Risk Levels Explained

Need some blurb here....

1: Risk Averse

These programs are suitable for investors who are unwilling to accept any significant risks to their investment, and who accept the prospect of lower returns.

You accept that the value of your money may fall in real terms if inflation exceeds the return that your investment achieves. You accept that the returns from your investments are likely to be low compared to the potential returns from investments with a higher risk rating.

2: Low Risk

These programs are suitable for investors who are likely to accept some risk in return for the potential for higher investment gains over the longer term.

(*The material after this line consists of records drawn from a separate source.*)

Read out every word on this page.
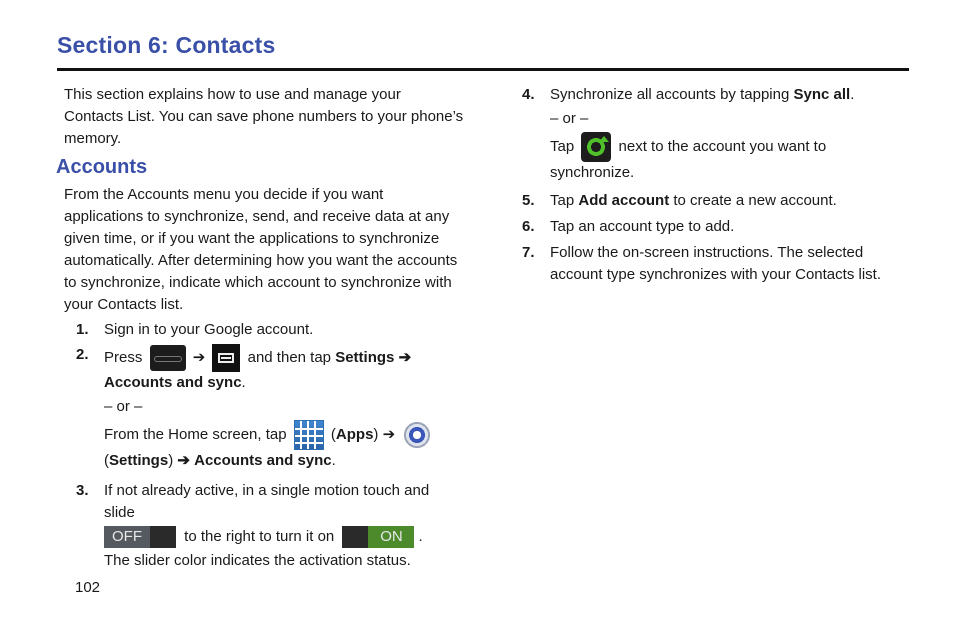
Section 6: Contacts

This section explains how to use and manage your Contacts List. You can save phone numbers to your phone’s memory.

Accounts

From the Accounts menu you decide if you want applications to synchronize, send, and receive data at any given time, or if you want the applications to synchronize automatically. After determining how you want the accounts to synchronize, indicate which account to synchronize with your Contacts list.

1. Sign in to your Google account.
2. Press	➔	and then tap Settings ➔
Accounts and sync.
– or –
From the Home screen, tap	(Apps) ➔
(Settings) ➔ Accounts and sync.
3. If not already active, in a single motion touch and slide
OFF	to the right to turn it on	ON	.
The slider color indicates the activation status.
4. Synchronize all accounts by tapping Sync all.
– or –
Tap	next to the account you want to synchronize.
5. Tap Add account to create a new account.
6. Tap an account type to add.
7. Follow the on-screen instructions. The selected account type synchronizes with your Contacts list.
102
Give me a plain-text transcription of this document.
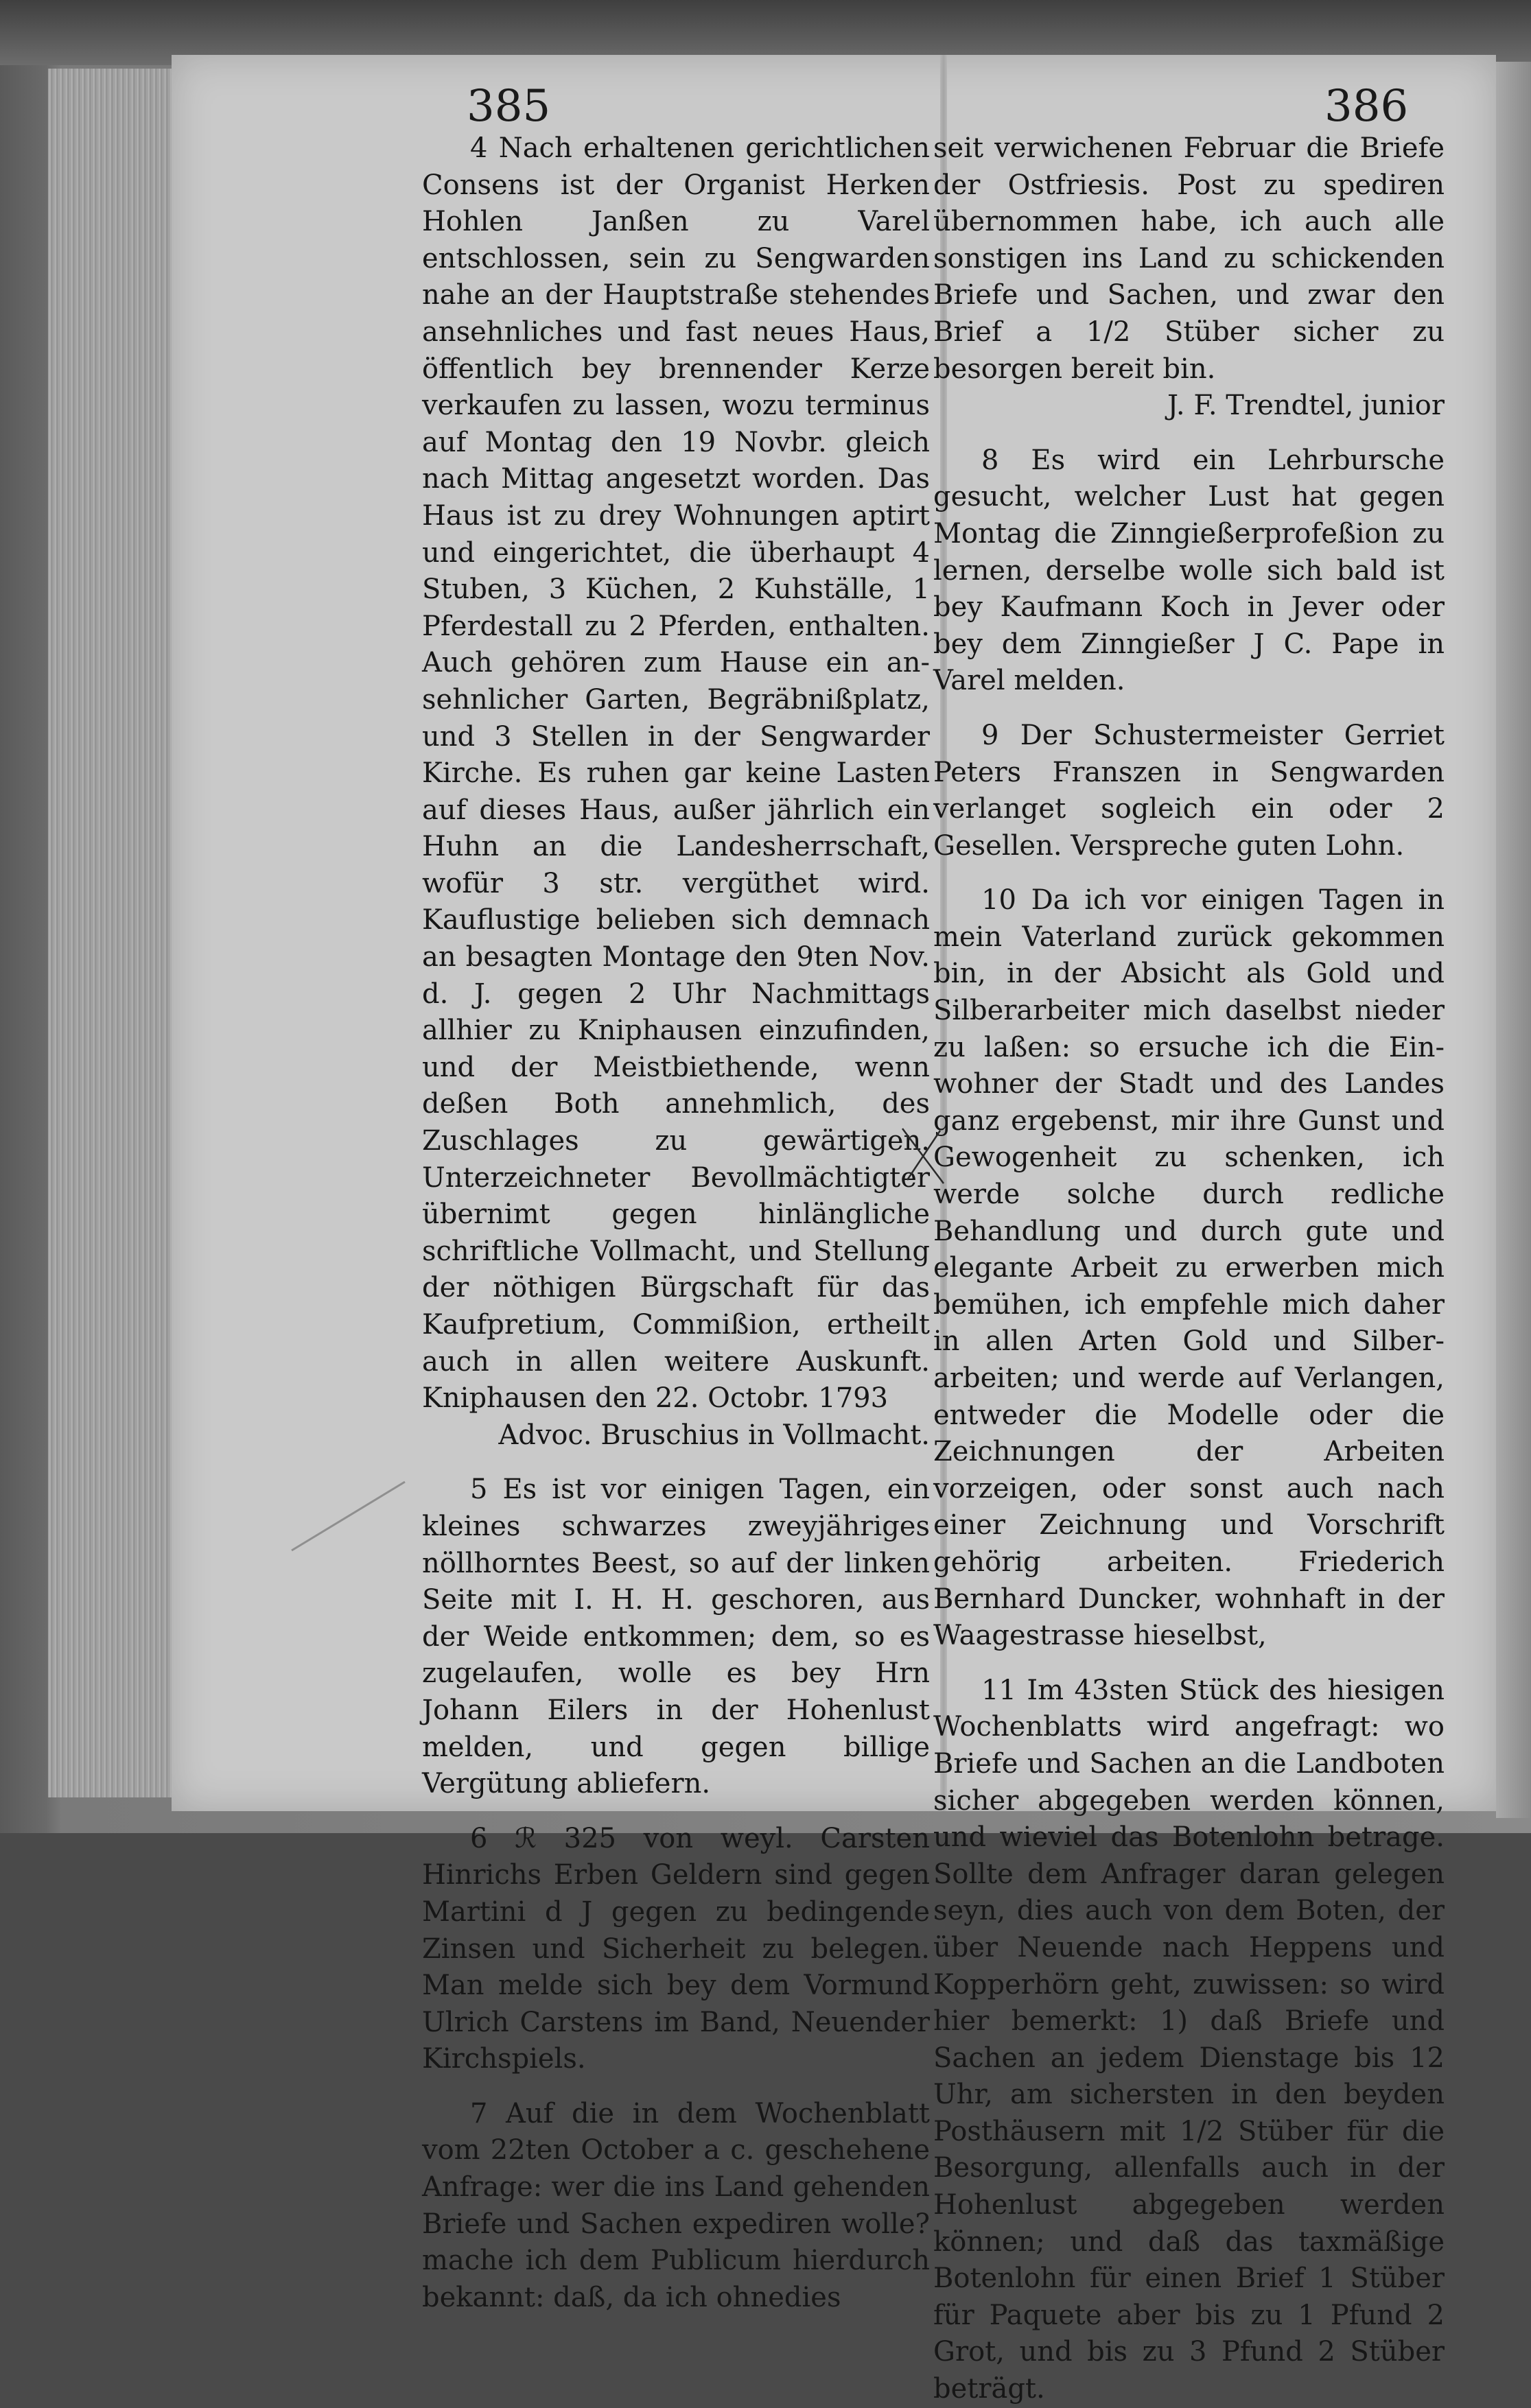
385	386

4 Nach erhaltenen gerichtlichen Consens ist der Organist Herken Hohlen Janßen zu Varel entschlossen, sein zu Sengwarden nahe an der Hauptstraße stehendes ansehnliches und fast neues Haus, öffentlich bey brennender Kerze verkaufen zu lassen, wozu terminus auf Montag den 19 Novbr. gleich nach Mittag angesetzt worden. Das Haus ist zu drey Wohnungen aptirt und eingerichtet, die überhaupt 4 Stuben, 3 Küchen, 2 Kuhställe, 1 Pferdestall zu 2 Pferden, enthalten. Auch gehören zum Hause ein ansehnlicher Garten, Begräbnißplatz, und 3 Stellen in der Sengwarder Kirche. Es ruhen gar keine Lasten auf dieses Haus, außer jährlich ein Huhn an die Landesherrschaft, wofür 3 str. vergüthet wird. Kauflustige belieben sich demnach an besagten Montage den 9ten Nov. d. J. gegen 2 Uhr Nachmittags allhier zu Kniphausen einzufinden, und der Meistbiethende, wenn deßen Both annehmlich, des Zuschlages zu gewärtigen. Unterzeichneter Bevollmächtigter übernimt gegen hinlängliche schriftliche Vollmacht, und Stellung der nöthigen Bürgschaft für das Kaufpretium, Commißion, ertheilt auch in allen weitere Auskunft. Kniphausen den 22. Octobr. 1793

Advoc. Bruschius in Vollmacht.

5 Es ist vor einigen Tagen, ein kleines schwarzes zweyjähriges nöllhorntes Beest, so auf der linken Seite mit I. H. H. geschoren, aus der Weide entkommen; dem, so es zugelaufen, wolle es bey Hrn Johann Eilers in der Hohenlust melden, und gegen billige Vergütung abliefern.

6 ℛ 325 von weyl. Carsten Hinrichs Erben Geldern sind gegen Martini d J gegen zu bedingende Zinsen und Sicherheit zu belegen. Man melde sich bey dem Vormund Ulrich Carstens im Band, Neuender Kirchspiels.

7 Auf die in dem Wochenblatt vom 22ten October a c. geschehene Anfrage: wer die ins Land gehenden Briefe und Sachen expediren wolle? mache ich dem Publicum hierdurch bekannt: daß, da ich ohnedies

seit verwichenen Februar die Briefe der Ostfriesis. Post zu spediren übernommen habe, ich auch alle sonstigen ins Land zu schickenden Briefe und Sachen, und zwar den Brief a 1/2 Stüber sicher zu besorgen bereit bin.

J. F. Trendtel, junior

8 Es wird ein Lehrbursche gesucht, welcher Lust hat gegen Montag die Zinngießerprofeßion zu lernen, derselbe wolle sich bald ist bey Kaufmann Koch in Jever oder bey dem Zinngießer J C. Pape in Varel melden.

9 Der Schustermeister Gerriet Peters Franszen in Sengwarden verlanget sogleich ein oder 2 Gesellen. Verspreche guten Lohn.

10 Da ich vor einigen Tagen in mein Vaterland zurück gekommen bin, in der Absicht als Gold und Silberarbeiter mich daselbst nieder zu laßen: so ersuche ich die Einwohner der Stadt und des Landes ganz ergebenst, mir ihre Gunst und Gewogenheit zu schenken, ich werde solche durch redliche Behandlung und durch gute und elegante Arbeit zu erwerben mich bemühen, ich empfehle mich daher in allen Arten Gold und Silberarbeiten; und werde auf Verlangen, entweder die Modelle oder die Zeichnungen der Arbeiten vorzeigen, oder sonst auch nach einer Zeichnung und Vorschrift gehörig arbeiten. Friederich Bernhard Duncker, wohnhaft in der Waagestrasse hieselbst,

11 Im 43sten Stück des hiesigen Wochenblatts wird angefragt: wo Briefe und Sachen an die Landboten sicher abgegeben werden können, und wieviel das Botenlohn betrage. Sollte dem Anfrager daran gelegen seyn, dies auch von dem Boten, der über Neuende nach Heppens und Kopperhörn geht, zuwissen: so wird hier bemerkt: 1) daß Briefe und Sachen an jedem Dienstage bis 12 Uhr, am sichersten in den beyden Posthäusern mit 1/2 Stüber für die Besorgung, allenfalls auch in der Hohenlust abgegeben werden können; und daß das taxmäßige Botenlohn für einen Brief 1 Stüber für Paquete aber bis zu 1 Pfund 2 Grot, und bis zu 3 Pfund 2 Stüber beträgt.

You accept a risk of some capital loss in return for the opportunity to earn from low-risk investments, but do not wish to take as much risk as with a medium-risk strategy. While there can be no guarantees, investments in this category are not likely to fluctuate in value as sharply or as quickly as a portfolio largely made up entirely of equity investments.

3: Medium Risk

These programs are suitable for investors who are likely to accept a greater degree of risk in return for the potential to achieve solid investment gains over the long-term.

You accept that there is an increased risk of capital loss compared to investing in more low-risk investments. Medium-risk investments can fluctuate in value more rapidly and quickly over short periods of time than more low-risk investments, and this level of risk should be acceptable to anyone participating in these programs.

4: Risk Willing

These programs are suitable for investors who understand that investments can go down and up sharply, which is what gives them the potential for increased returns over the long-term.

You accept that this may mean that the value of your investments may fluctuate considerably over short periods of time, and that there is an increased risk of capital loss compared with investing in lower risk programs.

5: High Risk

These programs are suitable for investors who are aiming for high potential returns and are willing to accept high levels of risk to achieve these goals.

You accept that investing in these programs may result in the value of your investments fluctuating significantly over very short periods of time, and you could lose a significant proportion of the funds you have invested.